Miami condo complex suddenly collapses and families want answers.
Champlain Towers South, a Miami, Florida condo complex, suddenly collapsed with many of the residents inside. Some made it out, while others are still missing amongst the debris. Now, the residents and their families are questioning why the complex unexpectedly came tumbling to the ground, and lawsuits are being filed against the association on their behalf.
Raysa Rodriguez left a distressing voicemail on the brother’s phone just moments after Champlain Towers South came crashing down. She yelled in a panic, “The whole entire building is gone!” Luckily, Rodriguez escaped alive and is now pursuing a lawsuit against the condo association.
“I want the people to grieve, but a lawsuit needs to be filed that’s why we filed it,” said Adam Moskowitz, who represents her in a class action.
Rodriguez lived on the ninth floor and reported her friends, Dick Augustine and Elaine Sabino, who lived one floor above, were still missing. Her lawsuit is one of at least four that have been filed since the collapse.
“The first thing that they want to know is why did this happen and how do we prevent it from happening again,” said attorney Robert Mongeluzzi, who represents the family of Harry Rosenberg, another Champlain Towers resident, still missing. Rosenberg lived on the second floor, and his daughter and son-in-law were in the condo with him at the time.
“The families have not had a voice or set of eyes in that process at all,” Mongeluzzi added.

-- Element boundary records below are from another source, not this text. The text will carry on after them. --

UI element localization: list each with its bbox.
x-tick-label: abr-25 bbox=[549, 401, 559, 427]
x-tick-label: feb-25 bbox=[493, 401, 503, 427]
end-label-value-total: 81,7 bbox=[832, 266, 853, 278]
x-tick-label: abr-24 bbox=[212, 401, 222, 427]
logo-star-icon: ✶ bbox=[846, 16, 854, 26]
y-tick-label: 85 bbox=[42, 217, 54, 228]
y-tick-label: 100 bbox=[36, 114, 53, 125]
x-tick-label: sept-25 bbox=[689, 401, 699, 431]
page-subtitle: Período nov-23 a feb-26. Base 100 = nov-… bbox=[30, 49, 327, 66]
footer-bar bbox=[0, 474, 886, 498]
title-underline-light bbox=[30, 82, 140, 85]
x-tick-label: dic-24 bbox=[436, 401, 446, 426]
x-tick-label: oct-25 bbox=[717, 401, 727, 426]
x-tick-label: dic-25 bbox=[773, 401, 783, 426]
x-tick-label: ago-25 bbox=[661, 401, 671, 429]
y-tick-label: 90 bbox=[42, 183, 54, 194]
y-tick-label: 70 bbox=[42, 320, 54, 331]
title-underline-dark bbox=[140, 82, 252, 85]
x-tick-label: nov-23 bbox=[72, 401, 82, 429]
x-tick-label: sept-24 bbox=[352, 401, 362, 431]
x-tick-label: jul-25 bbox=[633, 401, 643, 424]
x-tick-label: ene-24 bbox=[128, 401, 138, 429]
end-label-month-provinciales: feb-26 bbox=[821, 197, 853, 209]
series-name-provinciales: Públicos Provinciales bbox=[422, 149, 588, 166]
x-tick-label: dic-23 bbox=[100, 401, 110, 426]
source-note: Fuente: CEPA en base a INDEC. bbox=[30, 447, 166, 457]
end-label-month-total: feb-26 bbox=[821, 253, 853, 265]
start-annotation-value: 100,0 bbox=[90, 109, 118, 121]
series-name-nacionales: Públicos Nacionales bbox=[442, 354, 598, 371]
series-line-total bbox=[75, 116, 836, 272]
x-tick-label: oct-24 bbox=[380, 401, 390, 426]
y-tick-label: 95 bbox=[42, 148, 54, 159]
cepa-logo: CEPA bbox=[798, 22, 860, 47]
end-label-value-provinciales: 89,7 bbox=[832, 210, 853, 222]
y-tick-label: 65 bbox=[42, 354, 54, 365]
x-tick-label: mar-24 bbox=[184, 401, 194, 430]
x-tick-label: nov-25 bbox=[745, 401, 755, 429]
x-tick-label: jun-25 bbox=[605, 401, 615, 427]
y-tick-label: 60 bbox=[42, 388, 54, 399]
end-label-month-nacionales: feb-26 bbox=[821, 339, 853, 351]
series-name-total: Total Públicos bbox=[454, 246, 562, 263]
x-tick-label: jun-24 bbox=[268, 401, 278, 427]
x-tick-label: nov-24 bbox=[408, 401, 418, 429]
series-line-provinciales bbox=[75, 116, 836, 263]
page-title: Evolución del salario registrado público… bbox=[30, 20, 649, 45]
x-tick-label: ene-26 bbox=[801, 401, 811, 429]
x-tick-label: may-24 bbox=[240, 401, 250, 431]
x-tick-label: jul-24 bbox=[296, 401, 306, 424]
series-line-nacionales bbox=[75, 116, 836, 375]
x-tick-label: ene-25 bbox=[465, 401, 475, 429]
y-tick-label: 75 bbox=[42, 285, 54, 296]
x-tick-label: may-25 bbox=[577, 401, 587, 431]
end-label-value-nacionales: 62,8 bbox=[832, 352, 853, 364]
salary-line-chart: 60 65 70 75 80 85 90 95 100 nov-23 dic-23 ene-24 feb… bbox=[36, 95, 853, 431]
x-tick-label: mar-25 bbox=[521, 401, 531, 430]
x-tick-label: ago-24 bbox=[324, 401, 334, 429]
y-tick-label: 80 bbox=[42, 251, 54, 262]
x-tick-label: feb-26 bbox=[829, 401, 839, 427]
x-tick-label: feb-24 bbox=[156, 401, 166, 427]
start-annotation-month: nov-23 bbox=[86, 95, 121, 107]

The portion of the condo complex that was still standing after the tragedy was leveled in a controlled explosion meant to allow search and rescue crews to continue their efforts to find missing residents inside at the time. Miami-Dade Mayor Daniella Levine Cava said the demolition was “executed exactly as planned and left officials optimistic about the safely sifting through the rubble. There is hope that there are voids that will allow us to continue the search and rescue operation.”
Governor Ron DeSantis added, “Concerns about the remaining part of the building left few options but demolition. Residents of the building who survived fled with whatever they had with them and had not been permitted to enter the teetering structure. Passports, wedding rings, cherished photos were left behind. At the end of the day, that building is too unsafe to let people go back in. I know there’s a lot of people who were able to get out, fortunately, who have things there. We’re very sensitive to that. But I don’t think that there’s any way you could let someone go back up into that building given the shape that it’s in now.”
A spokesperson for the Champlain Towers South Condominium Association responded to the litigation, “While we cannot comment on pending litigation, our focus remains on caring for our friends and neighbors during this difficult time. We continue to work with city, state, and local officials in their search and recovery efforts, and to understand the causes of this tragedy. Our profound thanks go out to all of the emergency rescue personnel – professionals and volunteers alike – for their tireless efforts.”